Y sucedió lo que él vino a llamar el hecho extraordinario. Se hallaba en un callejón sin salida: ¿eran puerilidades o había Alguien más? Puso la radio. Música. Primero, César Frank; después, Ravel. Siguió L’enfance de Jésus de Berlioz, bien cantada por un magnífico tenor:
«Algo exquisito –recuerda–, suavísimo, de una delicadeza y ternura tales que nadie puede escucharlo con los ojos secos. (...) Cuando terminó, cerré la radio para no perturbar el estado de deliciosa paz en que esa música me había sumergido. Y por mi mente empezaron a desfilar –sin que yo pudiera ofrecerles resistencia– imágenes de la niñez de Nuestro Señor Jesucristo. Le vi, en la imaginación, caminando de la mano de la Santísima Virgen o sentado en un banquillo y mirando con grandes ojos atónitos a san José y a María. Seguí representándome otros episodios de la vida del Señor: el perdón que concede a la mujer adúltera, la Magdalena lavando y secando los pies del Salvador, Jesús atado a la columna, el Cirineo ayudando al Señor a llevar la Cruz, las santas mujeres al pie de la Cruz (...).
Y los brazos de Cristo crecían, crecían, y parecían abrazar a toda aquella humanidad doliente y cubrirla con la inmensidad de su amor, y la Cruz subía, subía hasta el cielo y llenaba el ámbito de todo y tras ella subían muchos, muchos hombres y mujeres y niños; subían todos, ninguno se quedaba atrás; solo yo, clavado en el suelo, veía desaparecer en lo alto a Cristo, rodeado por el enjambre inacabable de los que subían con Él; solo yo me veía a mí mismo, en aquel paisaje ya desierto, arrodillado y con los ojos puestos en lo alto y viendo desvanecerse los últimos resplandores de aquella gloria infinita, que se alejaba de mí». Aquello, escribía tiempo después, «tuvo un efecto fulminante en mi alma». Algo había pasado y, por fin, lograba verlo.
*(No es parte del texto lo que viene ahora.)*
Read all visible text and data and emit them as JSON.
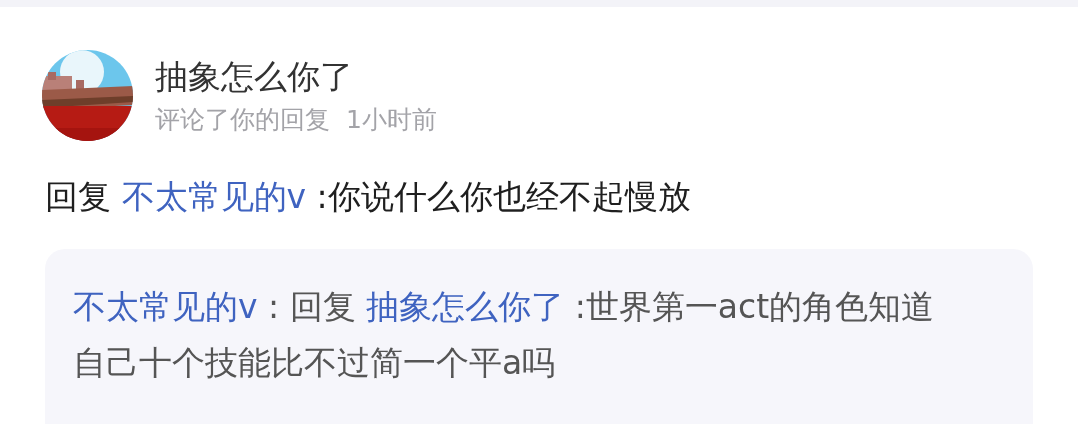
{
  "notification": {
    "user_name": "抽象怎么你了",
    "action": "评论了你的回复",
    "time": "1小时前"
  },
  "reply": {
    "prefix": "回复",
    "mention": "不太常见的v",
    "text": ":你说什么你也经不起慢放"
  },
  "quoted": {
    "author": "不太常见的v",
    "separator": ":",
    "prefix": "回复",
    "mention": "抽象怎么你了",
    "text": ":世界第一act的角色知道自己十个技能比不过简一个平a吗"
  }
}
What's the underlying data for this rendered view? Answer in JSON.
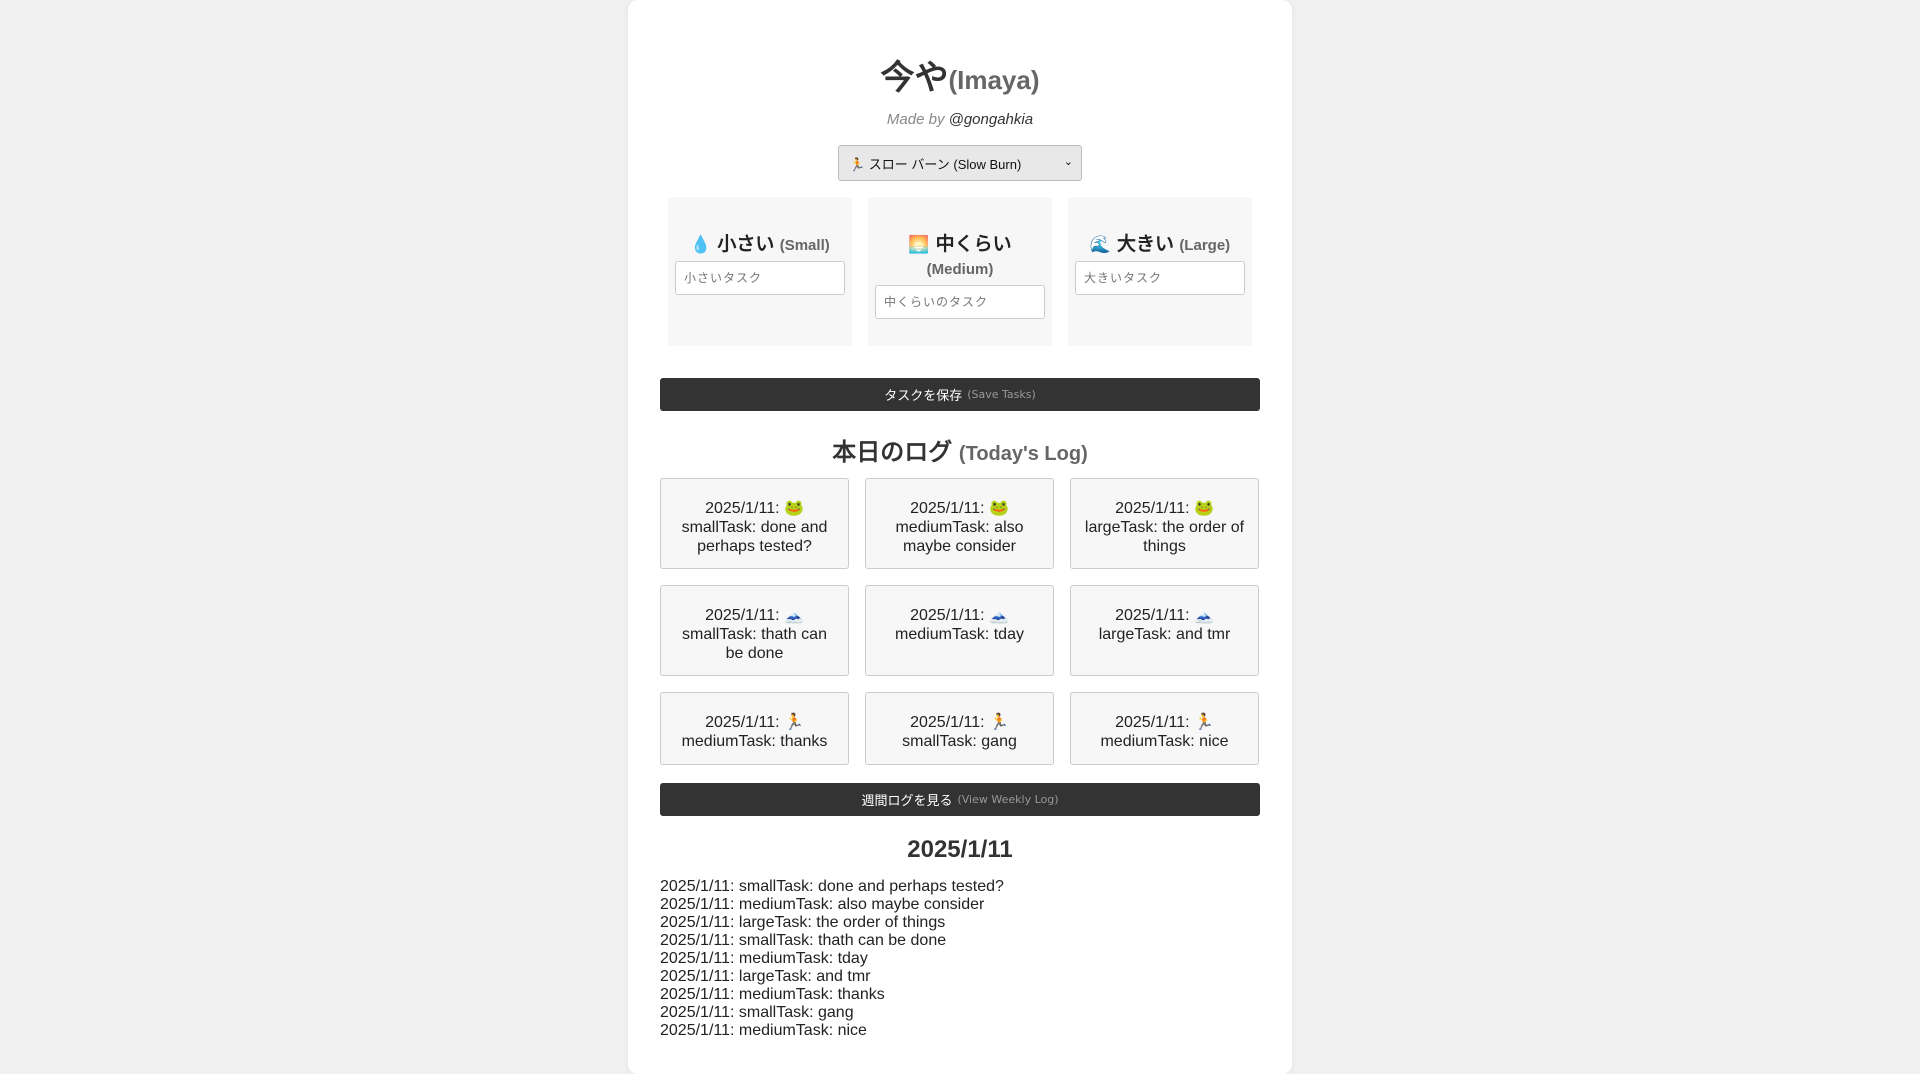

Su relato continúa:
«¿Y qué me había sucedido? Pues que la distancia entre mi pobre humanidad y ese Dios teórico de la filosofía me había resultado infranqueable. Demasiado lejos, demasiado ajeno, demasiado abstracto, demasiado geométrico e inhumano. Pero Cristo, pero Dios hecho hombre, Cristo sufriendo como yo, más que yo, muchísimo más que yo, a ese sí que le entiendo y ese sí que me entiende, a ese sí que puedo entregarle fielmente mi voluntad entera, tras la vida. A ese sí que puedo pedirle, porque sé de cierto que sabe lo que es pedir y sé de cierto que da y dará siempre, puesto que se ha dado entero a nosotros los hombres. ¡A rezar, a rezar! Y puesto de rodillas empecé a balbucir el Padrenuestro. Y, ¡horror!, ¡se me había olvidado!».
Siguió de rodillas, rezando como podía. Recordó cómo su madre le había enseñado a rezar, reconstruyó el Padrenuestro y el Avemaría... y de ahí no pudo pasar. «No importaba demasiado; lo cierto era que una inmensa paz se había adueñado de mi alma». Se sentía otro hombre, el «hombre nuevo» del que hablaba san Pablo. Miró por la ventana: vio lo de siempre, Montmartre. Pero los ojos eran nuevos, y percibió un significado antes desconocido: ¡Mons Martyrum!, el Monte de los Mártires. Son los que aceptaban libremente el supremo sacrificio. «¡Querer libremente lo que Dios quiera! He aquí el ápice supremo de la condición humana. “Hágase tu voluntad en la tierra como en el cielo”».